The data from the β-hex and passive anaphylaxis studies show that IL-10 not only promotes mast cell expansion and function, but also modulates the sensitivity of mast cells to Ag exposure. Interestingly, no differences in β-hex production were observed between both WT and IL-10^−/− BMMCs prior to activation, suggesting that, in the absence of IL-10, there is no intrinsic defect in the capacity of BMMCs to be activated and undergo degranulation. This is consistent with similar levels of FcεRI expression on BMMCs from both WT and IL-10^−/− mice. However, IL-10 appears to affect activation-induced events, such as the production of cytokines and IgE-mediated passive anaphylaxis. Exposure to rIL-10 not only enhanced the expression of FcεRI and the activation of mast cells in cell culture, but also restored the ability of IL-10^−/− mice to undergo IgE-dependent passive anaphylaxis, suggesting that in vivo, IL-10 may prime mast cells for activation during Ag exposure and acute allergic episodes.
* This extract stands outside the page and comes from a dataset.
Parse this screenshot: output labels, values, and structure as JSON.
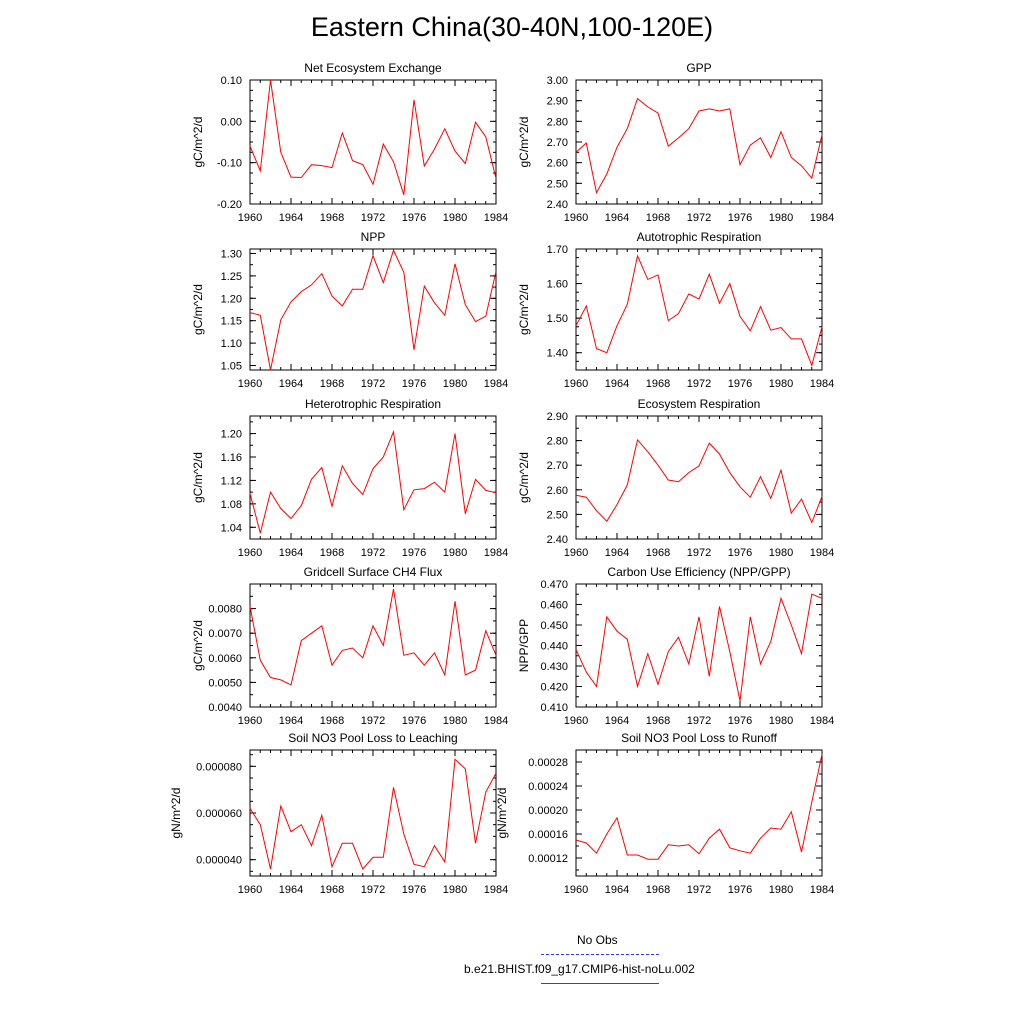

Finally, in light of these observations, it will be important to further elucidate the cellular sources of IL-10 and determine the cell types responsible for stimulating mast cell expansion in an IL-10–dependent manner. Whereas Th2 cells are the prime candidate for the source of IL-10 during the intestinal allergic response, a number of other cell types can produce IL-10, including B cells, macrophages, mast cells, NKT cells, Tregs, and intraepithelial lymphocytes (55). Our data suggest that the adoptive transfer of WT IL-10⁺ mast cells can restore allergic diarrhea as well as Th2 cytokine production, while partially restoring mMCP-1 levels, the expression of which has been shown to be IL-10 dependent. Furthermore, the adoptive transfer of WT IL-10⁺ CD4 T cells was also sufficient to restore allergic diarrhea and intestinal mast cell expansion, suggesting that the regulation of intestinal mast cell function by IL-10 is T cell dependent. Future experiments aimed at assessing the contribution of IL-10–producing cells will shed further light on the interactions between various cells such as Th2 cells and mast cells during the allergic response.

Taken together, our data demonstrate that IL-10 promotes the expansion of mucosal mast cells and influences their function during food allergy, elucidating a novel role for IL-10 in the regulation of mast cell–mediated responses and suggesting that perturbations of IL-10 activity may modulate the outcome of the allergic response in susceptible individuals.

The authors have no financial conflicts of interest.